Architecture
St Peter's Church is substantial red brick church of the 1930s designed by W. C. Mangan in his favoured Italian Lombard style, with a broad basilican interior which was restored in 2005. In 1926 the Reverend J Petit, later bishop of Menevia, established a mission here for south Dagenham. This was taken over in 1928 by the La Salette Missionaries, a missionary congregation originally founded in the French Alps. The present church hall was in use for worship by 1929. The foundation stone for the permanent and current church was laid on 31 January 1937 and was opened by Bishop Doubleday on 5 December in the same year. At the time of the opening it seated 700. A presbytery was built at the same time, from Mangan’s designs.

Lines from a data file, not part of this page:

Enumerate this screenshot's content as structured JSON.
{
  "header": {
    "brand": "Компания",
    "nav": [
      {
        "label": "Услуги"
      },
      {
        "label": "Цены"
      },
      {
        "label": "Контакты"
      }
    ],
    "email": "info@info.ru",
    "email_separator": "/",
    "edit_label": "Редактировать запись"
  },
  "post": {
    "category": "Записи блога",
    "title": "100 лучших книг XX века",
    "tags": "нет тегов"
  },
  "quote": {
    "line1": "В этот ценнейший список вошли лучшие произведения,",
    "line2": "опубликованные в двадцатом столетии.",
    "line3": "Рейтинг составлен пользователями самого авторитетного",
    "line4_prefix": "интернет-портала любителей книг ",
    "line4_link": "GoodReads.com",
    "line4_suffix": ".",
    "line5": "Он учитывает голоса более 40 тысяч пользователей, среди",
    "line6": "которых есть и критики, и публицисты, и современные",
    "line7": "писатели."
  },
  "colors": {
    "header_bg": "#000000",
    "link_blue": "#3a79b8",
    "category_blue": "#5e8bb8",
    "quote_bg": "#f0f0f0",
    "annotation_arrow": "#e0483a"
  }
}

In 2004 the coffered ceiling collapsed and in 2005 the church was repaired and re-ordered a second time, returning to its original internal arrangement. The walls are faced with red brick and the roofs are covered in Roman tiles. To either side are single-storey projections, that on the south containing a side entry, that on the north the former baptistery (an addition of the 1960s, according to Fr Foster’s notes). On the north side is a lower Lady Chapel. The chapel itself has an apse with mosaic decoration. The frieze above the nave arcades is inscribed with texts. Above the clerestory are a heavy modillion cornice and a flat coffered ceiling (reconstructed in 2005 after collapse). The deep semi-circular sanctuary arch is also coffered but the sanctuary apse is plain. The eastern arch of the north arcade which leads into the side chapel shrine of Our Lady of Salette is now glazed. The high altar is raised on parquet steps under a handsome classical baldacchino. A modern nave altar is set on a modern parquet platform. The benches appear to be original.